I am trying to solve the following problem
I am trying to find the estimator of the Bernoulli trials, which since we took a sample of them, they would be computed using the Binomial Variance. I am trying to use the Delta Method to find the variance and approximate distribution. So far I have the below
n = p̂, E(Tn) = p, V(Tn) = p(1-p)/n
Using the Delta Method I know (g'(µ))^2 *V(Tn). My question is where does the f(p) come in? I am very new to the Delta method, would I take the derivative of f(p), square it and multiply it by V(Tn) to get my variance?

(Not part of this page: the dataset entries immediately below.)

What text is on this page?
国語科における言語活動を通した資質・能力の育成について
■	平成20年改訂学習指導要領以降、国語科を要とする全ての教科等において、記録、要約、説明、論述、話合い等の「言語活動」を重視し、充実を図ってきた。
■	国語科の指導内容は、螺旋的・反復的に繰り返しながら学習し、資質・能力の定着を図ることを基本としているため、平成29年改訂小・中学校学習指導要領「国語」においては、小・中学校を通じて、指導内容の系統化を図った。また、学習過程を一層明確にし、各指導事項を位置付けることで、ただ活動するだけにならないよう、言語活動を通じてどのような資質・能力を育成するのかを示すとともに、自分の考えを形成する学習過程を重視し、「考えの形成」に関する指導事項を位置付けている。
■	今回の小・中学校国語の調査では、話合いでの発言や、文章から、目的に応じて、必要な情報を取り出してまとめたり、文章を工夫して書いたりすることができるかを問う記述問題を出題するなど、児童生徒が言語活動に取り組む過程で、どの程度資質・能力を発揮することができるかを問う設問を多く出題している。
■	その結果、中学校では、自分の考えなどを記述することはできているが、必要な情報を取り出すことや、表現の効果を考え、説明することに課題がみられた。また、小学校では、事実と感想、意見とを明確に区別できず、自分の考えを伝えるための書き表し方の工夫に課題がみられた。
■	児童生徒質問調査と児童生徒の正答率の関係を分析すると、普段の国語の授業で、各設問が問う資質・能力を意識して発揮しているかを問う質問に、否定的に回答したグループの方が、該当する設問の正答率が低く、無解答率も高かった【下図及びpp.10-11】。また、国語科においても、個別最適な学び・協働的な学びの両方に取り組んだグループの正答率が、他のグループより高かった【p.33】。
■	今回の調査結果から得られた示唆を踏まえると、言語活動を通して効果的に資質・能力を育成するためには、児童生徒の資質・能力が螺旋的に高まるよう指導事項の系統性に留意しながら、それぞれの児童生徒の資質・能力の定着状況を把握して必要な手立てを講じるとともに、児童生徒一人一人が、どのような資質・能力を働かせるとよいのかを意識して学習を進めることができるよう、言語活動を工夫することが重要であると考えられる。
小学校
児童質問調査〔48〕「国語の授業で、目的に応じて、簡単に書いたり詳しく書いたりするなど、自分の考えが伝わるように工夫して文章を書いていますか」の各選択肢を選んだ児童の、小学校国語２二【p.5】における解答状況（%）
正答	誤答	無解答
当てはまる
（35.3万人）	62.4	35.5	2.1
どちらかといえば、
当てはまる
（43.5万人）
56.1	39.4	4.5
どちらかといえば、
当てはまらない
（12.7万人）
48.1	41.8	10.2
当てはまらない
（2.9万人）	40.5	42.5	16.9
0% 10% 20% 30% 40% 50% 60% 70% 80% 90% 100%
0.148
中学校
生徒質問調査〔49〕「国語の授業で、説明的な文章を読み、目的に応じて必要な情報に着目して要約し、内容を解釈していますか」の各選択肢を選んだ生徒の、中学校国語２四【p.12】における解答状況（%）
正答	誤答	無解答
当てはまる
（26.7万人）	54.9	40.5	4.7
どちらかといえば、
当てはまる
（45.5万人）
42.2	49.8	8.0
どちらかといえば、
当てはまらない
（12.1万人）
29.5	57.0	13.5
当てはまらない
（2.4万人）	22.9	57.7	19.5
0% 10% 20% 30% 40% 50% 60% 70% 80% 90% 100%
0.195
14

By the CLT we know that $\frac{\hat p-p}{\sqrt{\frac{p(1-p)}{n}}}\sim N(0,1)$. From this we can find that $Var(\sqrt n(\hat p-p))=p(1-p)$, so that $\sqrt n(\hat p-p)\sim N(0, p(1-p))$. Then $\sqrt n \left(e^{\frac{\hat p}{1-\hat p}}-e^{\frac{p}{1-p}}\right)\sim N\left(0, p(1-p)\frac{d}{dp}e^{\frac{p}{1-p}}\right)=N\left(0,\frac{pe^{\frac{p}{1-p}}}{1-p}\right)$ by the delta method and $\frac{pe^{\frac{p}{1-p}}}{1-p}$ is the asymptotic variance of $g(\hat p)$. The f(p) came in when you took the derivative of it. Actually, you are using f(p) and g(p) to refer to the same thing. Usually say g(p) though.